La tasa contrasta sobremanera cuando se enfrenta con las medias de la zona euro, la Unión Europea o la propia OCDE. En los dos primeros casos, las cifras rondan el 16%, por lo que el dato español es casi el doble. La diferencia es incluso mayor atendiendo al 10% medio que presenta la OCDE, y si la comparación se hace con Alemania el resultado es totalmente desolador: la cifra española es cinco veces superior.

La tendencia, cierto es, muestra una cierta moderación ya que en la anterior publicación, la que hacia referencia a agosto, la tasa de paro juvenil era del 31,7%. Y a cierre del pasado año el dato supera incluso el 38%, por lo que la reducción es evidente. Pero incluso así, que la cuarta potencia económica de Europa tenga a un 30% de sus trabajadores jóvenes en paro es difícilmente admisible.

Y también lo es que en términos absolutos España sea, asimismo, el país europeo con un mayor desempleo. El 14,6% a cierre de septiembre vuelve a duplicar las medias tanto de la UE como de la OCDE, y la comparación con Alemania, pero también con República Checa, Dinamarca o Polonia arrojan datos cinco, seis o incluso siete veces más reducidos.

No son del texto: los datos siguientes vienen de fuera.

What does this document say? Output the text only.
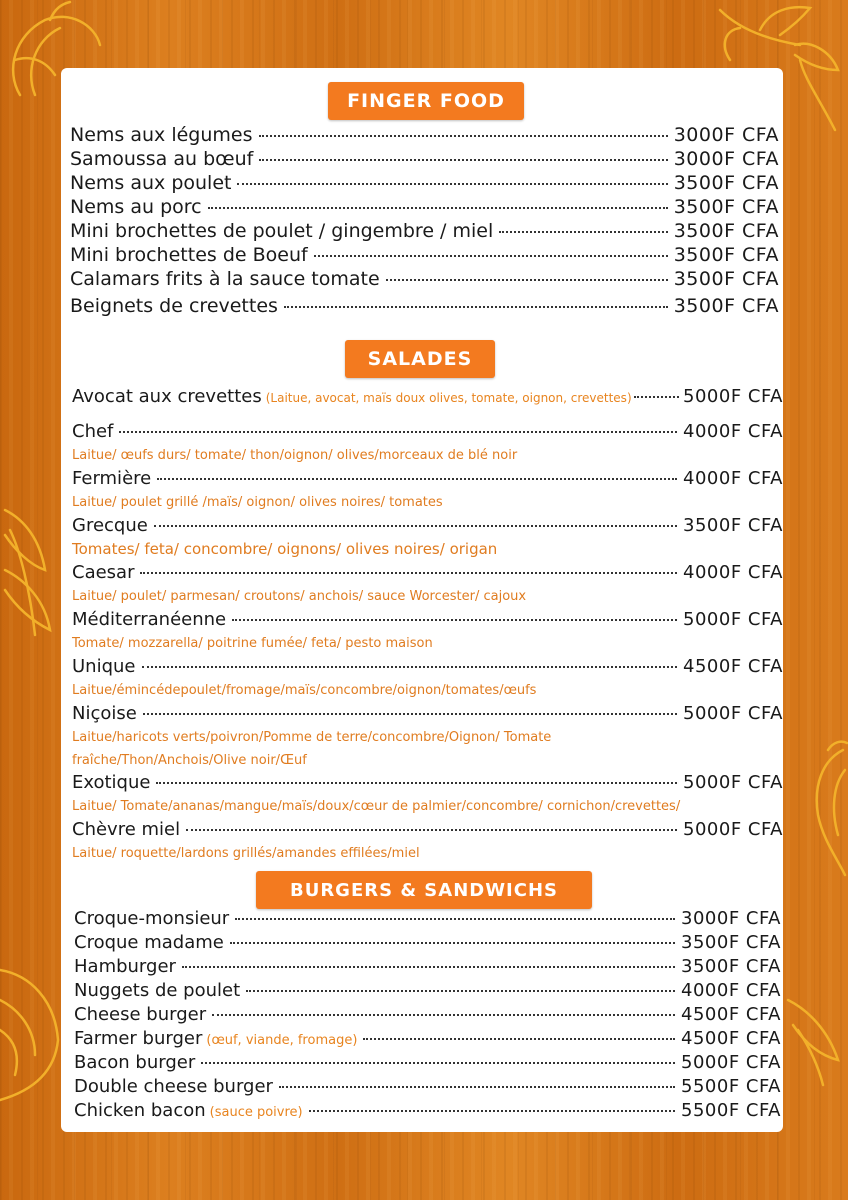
FINGER FOOD
Nems aux légumes	3000F CFA
Samoussa au bœuf	3000F CFA
Nems aux poulet	3500F CFA
Nems au porc	3500F CFA
Mini brochettes de poulet / gingembre / miel	3500F CFA
Mini brochettes de Boeuf	3500F CFA
Calamars frits à la sauce tomate	3500F CFA
Beignets de crevettes	3500F CFA
SALADES
Avocat aux crevettes (Laitue, avocat, maïs doux olives, tomate, oignon, crevettes)	5000F CFA
Chef	4000F CFA
Laitue/ œufs durs/ tomate/ thon/oignon/ olives/morceaux de blé noir
Fermière	4000F CFA
Laitue/ poulet grillé /maïs/ oignon/ olives noires/ tomates
Grecque	3500F CFA
Tomates/ feta/ concombre/ oignons/ olives noires/ origan
Caesar	4000F CFA
Laitue/ poulet/ parmesan/ croutons/ anchois/ sauce Worcester/ cajoux
Méditerranéenne	5000F CFA
Tomate/ mozzarella/ poitrine fumée/ feta/ pesto maison
Unique	4500F CFA
Laitue/émincédepoulet/fromage/maïs/concombre/oignon/tomates/œufs
Niçoise	5000F CFA
Laitue/haricots verts/poivron/Pomme de terre/concombre/Oignon/ Tomate
fraîche/Thon/Anchois/Olive noir/Œuf
Exotique	5000F CFA
Laitue/ Tomate/ananas/mangue/maïs/doux/cœur de palmier/concombre/ cornichon/crevettes/
Chèvre miel	5000F CFA
Laitue/ roquette/lardons grillés/amandes effilées/miel
BURGERS & SANDWICHS
Croque-monsieur	3000F CFA
Croque madame	3500F CFA
Hamburger	3500F CFA
Nuggets de poulet	4000F CFA
Cheese burger	4500F CFA
Farmer burger (œuf, viande, fromage)	4500F CFA
Bacon burger	5000F CFA
Double cheese burger	5500F CFA
Chicken bacon (sauce poivre)	5500F CFA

Este complejo contexto se produce, como ya se ha señalado, a pesar de la evidente mejora en el mercado laboral. La afiliación ya está en niveles previos a la pandemia, algo que el Producto Interior Bruto (PIB) ni mucho menos ha conseguido todavía y que para lo que habrá que esperar hasta, muy probablemente, mediados de próximo año. El dato adelantado de crecimiento del Instituto Nacional de Estadística (INE) relativo al tercer trimestre confirma que la recuperación ha perdido vigor, y la mayor parte de previsiones apuntan a que España crecerá por debajo del 6% e, incluso, podría quedarse por debajo del 5%.

Esto evidencia un inédito desacoplamiento entre la economía y el ritmo de creación de empleo, dos variables que en España -y en la mayor parte de países europeos- siempre habían evolucionado de forma muy pareja. Y entre los economistas hay un cierto desconcierto antes este fenómeno, pero también existe cierta unanimidad al señalar algunas circunstancias que ayudan a explicarlo. Por una parte, los 190.000 trabajadores que continúan en Expedientes de Regulación Temporal de Empleo (ERTE), que cuentan en términos de afiliación pero que no están generando riqueza. Los autónomos en cese de actividad así como el número total de horas trabajadas también ayudan a explicar el desacoplamiento, y por último se debe tener en cuenta que una parte importante del repunte de afiliación responde al incremento que ha experimentado la contratación pública.

Funcas, por ejemplo, ha concluido en más de una ocasión que, efectivamente, la afiliación total está ya en niveles previos a la pandemia pero, al mismo tiempo, existe u déficit en términos efectivos. «La afiliación supera su nivel precrisis en términos brutos, pero en términos efectivos y desestacionalizados, es decir descontando los trabajadores en ERTE y los autónomos con prestación, todavía persiste un déficit de 131.000 empleos, mayor aún si solo se tiene en cuenta el empleo privado», confirmó este mismo mes tras conocer los datos de afiliación.